Tuning files for rasp3b

I’m working the the rasp3b and I’m unable to achieve performance anywhere close to the benchmarks. I searched through the git tree and I don’t see the tuning logs for the rasp3b checked in. Where can I get a copy of the ones used for the benchmark so that I can figure out what is wrong with my setup.

Am I correct in adding:
with autotvm.apply_history_best(‘tune.log’):

Into arm_cpu_imagenet_bench.py to enable tuning?
Then I need a good tuning log for rasp3b, right?

Typically we do not explicitly specify a log file unless tuning is done for a new, custom network. You can download the out-of-the-box tuned logs using this script: https://github.com/dmlc/tvm/blob/master/python/tvm/autotvm/tophub.py

I’m getting tripped up since the dev board evironment from the vendor is eabi, not eabihf. Because of this I have to add -mfloat-abi=soft to llc and now the targets don’t match. I’m going to try building a statically linked libtvm_runtime.so using eabihf. That should let me use eabihf models on a eabi OS.

The dev board I’m using has an Allwinner V5 CPU. The ARM CPU is quad core armv7l - identical to rasp3b. This board is interesting because its under $100 and has dual 4K camera support with hardware binocular depth map.

It also has a hardware HAAR classifier engine.

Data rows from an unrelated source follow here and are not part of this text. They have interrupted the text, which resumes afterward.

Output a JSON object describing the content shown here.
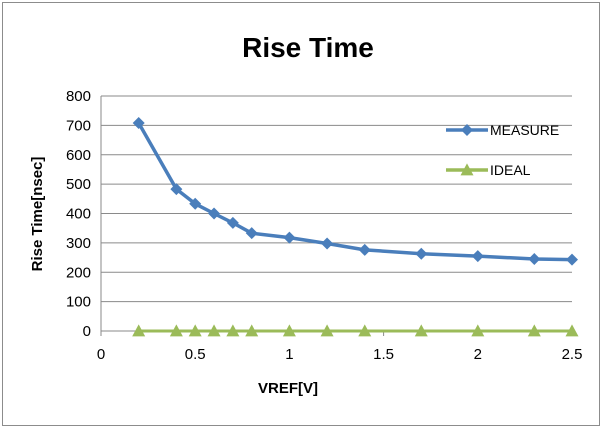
{
  "chart_data": {
    "type": "line",
    "title": "Rise Time",
    "xlabel": "VREF[V]",
    "ylabel": "Rise Time[nsec]",
    "xlim": [
      0,
      2.5
    ],
    "ylim": [
      0,
      800
    ],
    "xticks": [
      "0",
      "0.5",
      "1",
      "1.5",
      "2",
      "2.5"
    ],
    "yticks": [
      "0",
      "100",
      "200",
      "300",
      "400",
      "500",
      "600",
      "700",
      "800"
    ],
    "grid": "horizontal",
    "legend_position": "right",
    "x": [
      0.2,
      0.4,
      0.5,
      0.6,
      0.7,
      0.8,
      1.0,
      1.2,
      1.4,
      1.7,
      2.0,
      2.3,
      2.5
    ],
    "series": [
      {
        "name": "MEASURE",
        "color": "#4a7ebb",
        "marker": "diamond",
        "values": [
          708,
          483,
          433,
          400,
          368,
          333,
          318,
          298,
          276,
          263,
          255,
          245,
          243
        ]
      },
      {
        "name": "IDEAL",
        "color": "#9bbb59",
        "marker": "triangle",
        "values": [
          0,
          0,
          0,
          0,
          0,
          0,
          0,
          0,
          0,
          0,
          0,
          0,
          0
        ]
      }
    ]
  }
}
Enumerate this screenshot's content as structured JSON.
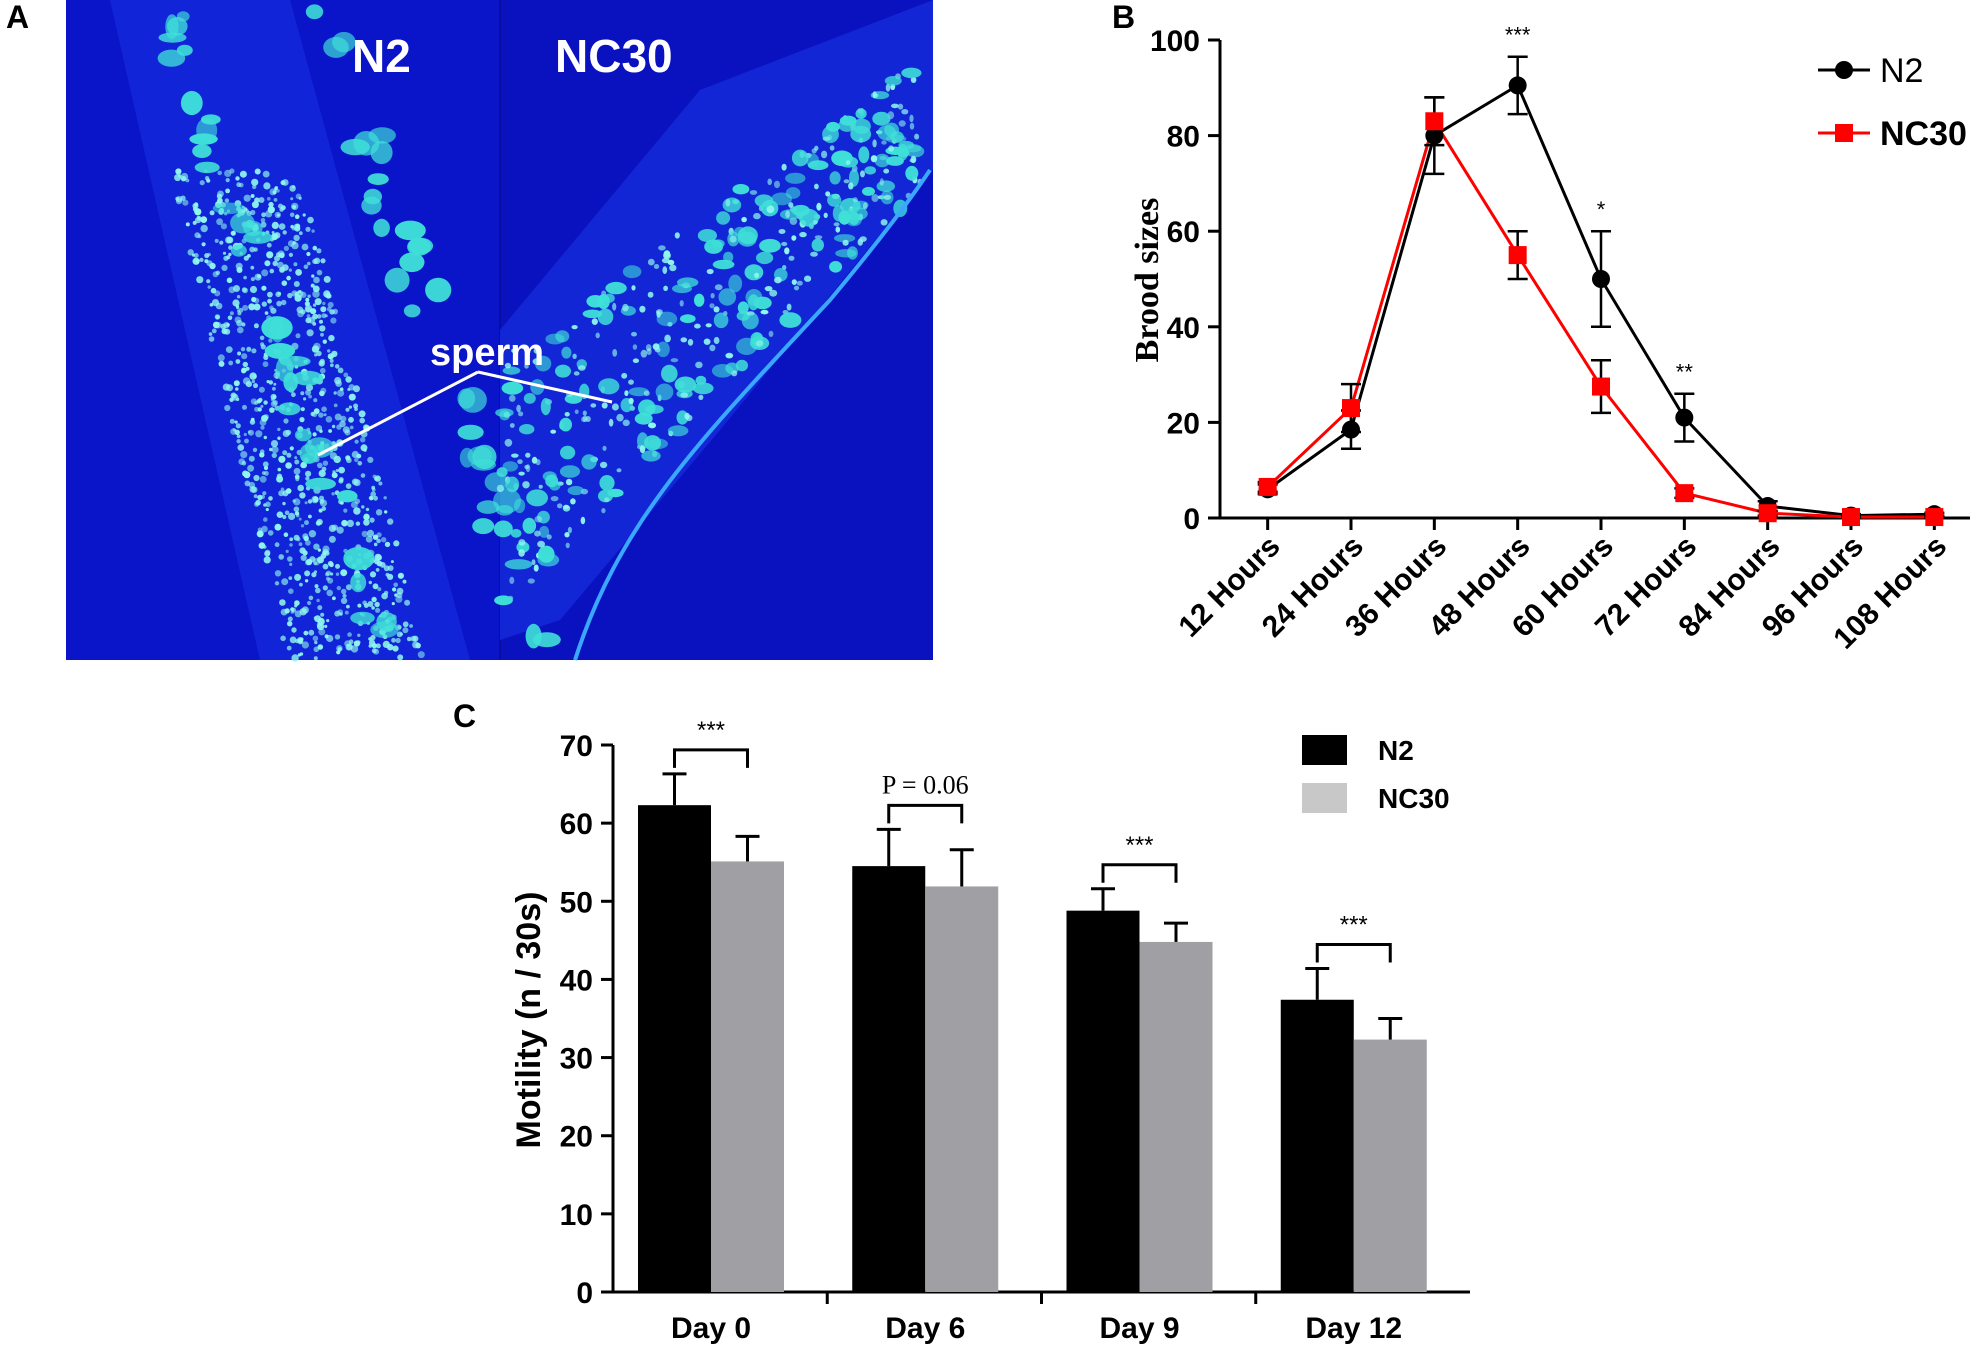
{
  "panel_labels": [
    "A",
    "B",
    "C"
  ],
  "micrograph": {
    "left_label": "N2",
    "right_label": "NC30",
    "annotation": "sperm",
    "colors": {
      "background": "#0a14c8",
      "nuclei": "#3fe0d8",
      "sperm_dots": "#8ff6ee"
    }
  },
  "chart_data": [
    {
      "type": "line",
      "panel": "B",
      "title": "",
      "xlabel": "",
      "ylabel": "Brood sizes",
      "categories": [
        "12 Hours",
        "24 Hours",
        "36 Hours",
        "48 Hours",
        "60 Hours",
        "72 Hours",
        "84 Hours",
        "96 Hours",
        "108 Hours"
      ],
      "ylim": [
        0,
        100
      ],
      "yticks": [
        0,
        20,
        40,
        60,
        80,
        100
      ],
      "series": [
        {
          "name": "N2",
          "color": "#000000",
          "marker": "circle",
          "values": [
            6,
            18.5,
            80,
            90.5,
            50,
            21,
            2.5,
            0.5,
            0.8
          ],
          "errors": [
            1,
            4,
            8,
            6,
            10,
            5,
            1,
            0.3,
            0.3
          ]
        },
        {
          "name": "NC30",
          "color": "#ff0000",
          "marker": "square",
          "values": [
            6.5,
            23,
            83,
            55,
            27.5,
            5.2,
            1,
            0.2,
            0.2
          ],
          "errors": [
            1,
            5,
            5,
            5,
            5.5,
            1,
            0.5,
            0.2,
            0.2
          ]
        }
      ],
      "annotations": [
        {
          "category": "48 Hours",
          "text": "***"
        },
        {
          "category": "60 Hours",
          "text": "*"
        },
        {
          "category": "72 Hours",
          "text": "**"
        }
      ],
      "legend": "top-right",
      "grid": false
    },
    {
      "type": "bar",
      "panel": "C",
      "title": "",
      "xlabel": "",
      "ylabel": "Motility (n / 30s)",
      "categories": [
        "Day 0",
        "Day 6",
        "Day 9",
        "Day 12"
      ],
      "ylim": [
        0,
        70
      ],
      "yticks": [
        0,
        10,
        20,
        30,
        40,
        50,
        60,
        70
      ],
      "series": [
        {
          "name": "N2",
          "color": "#000000",
          "values": [
            62.3,
            54.5,
            48.8,
            37.4
          ],
          "errors": [
            4,
            4.7,
            2.8,
            4
          ]
        },
        {
          "name": "NC30",
          "color": "#a0a0a4",
          "values": [
            55.1,
            51.9,
            44.8,
            32.3
          ],
          "errors": [
            3.2,
            4.7,
            2.4,
            2.7
          ]
        }
      ],
      "significance": [
        "***",
        "P = 0.06",
        "***",
        "***"
      ],
      "legend": "top-right",
      "grid": false
    }
  ]
}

1.2.1 EVE Functional Description 1.360p detection speed>30FPS (working frequency >300MHZ) 2. Support classic HAAR feature classifier detection, the number of features up to 3200 3. Support maximum resolution 4K input and internal zoom to support region of interest detection 4. Support 4-channel integral map calculation, processing 1.3 billion features per second 5. Support 3-channel feature calculation 6. Support user-defined target size, support 432 different kinds of detection frames 7. Supports minimum 64x64 pixel single image detection 8. Low power consumption, 360p full picture detection <57mw 9. Classifier visual design, providing a complete set of training, debugging, testing and evaluation tools 10. Customizable classifiers to support arbitrary small deformation rigid target detection (face, vehicle, license plate, pedestrian,

I am not sure the hardware is apples-to-apples with the 4xCortex A-53 in the Raspberry Pi, which is a different microarchitecture. That said, it should be possible to tune schedules for a 4xCortex A-7 board, but we cannot provide pretuned configurations as we do not have the hardware on-hand.

The HAAR feature engine is interesting, but we will likely need a custom network topology to target it (seems like very fixed function hardware), and I don’t know the programming model of the hardware.

I am confused, it is the RaspPI2 that has A7.

Yes, the rpi3b has the 4xA-53. I’m referring to this:

The dev board I’m using has an Allwinner V5 CPU. The ARM CPU is quad core armv7l - identical to rasp3b.

The specsheet for the Allwinner V5 on the website lists: CPU: Quad-core ARM Cortex-A7 Processor@1512Mhz

I had thought the Rasp3 was the one with the A7, I see now that it is the Rasp2.

We are able to get the HAAR engine to detect motion and draw bounding boxes. From the manual
“The CVE moving target detection module can effectively detect moving objects such as vehicles, pedestrians, and animals, and can support different detection purposes. More than a dozen sub-functions such as perimeter intrusion, warning line, retrograde, illegal parking. Full-featured, high detection accuracy, fast speed, CPU Low resource occupancy and other characteristics.”

My idea was to clip out the areas from the bounding boxes and feed them into TVM to get a better label for what is inside of them. The Allwinner code I have only detects person, car, unknown object.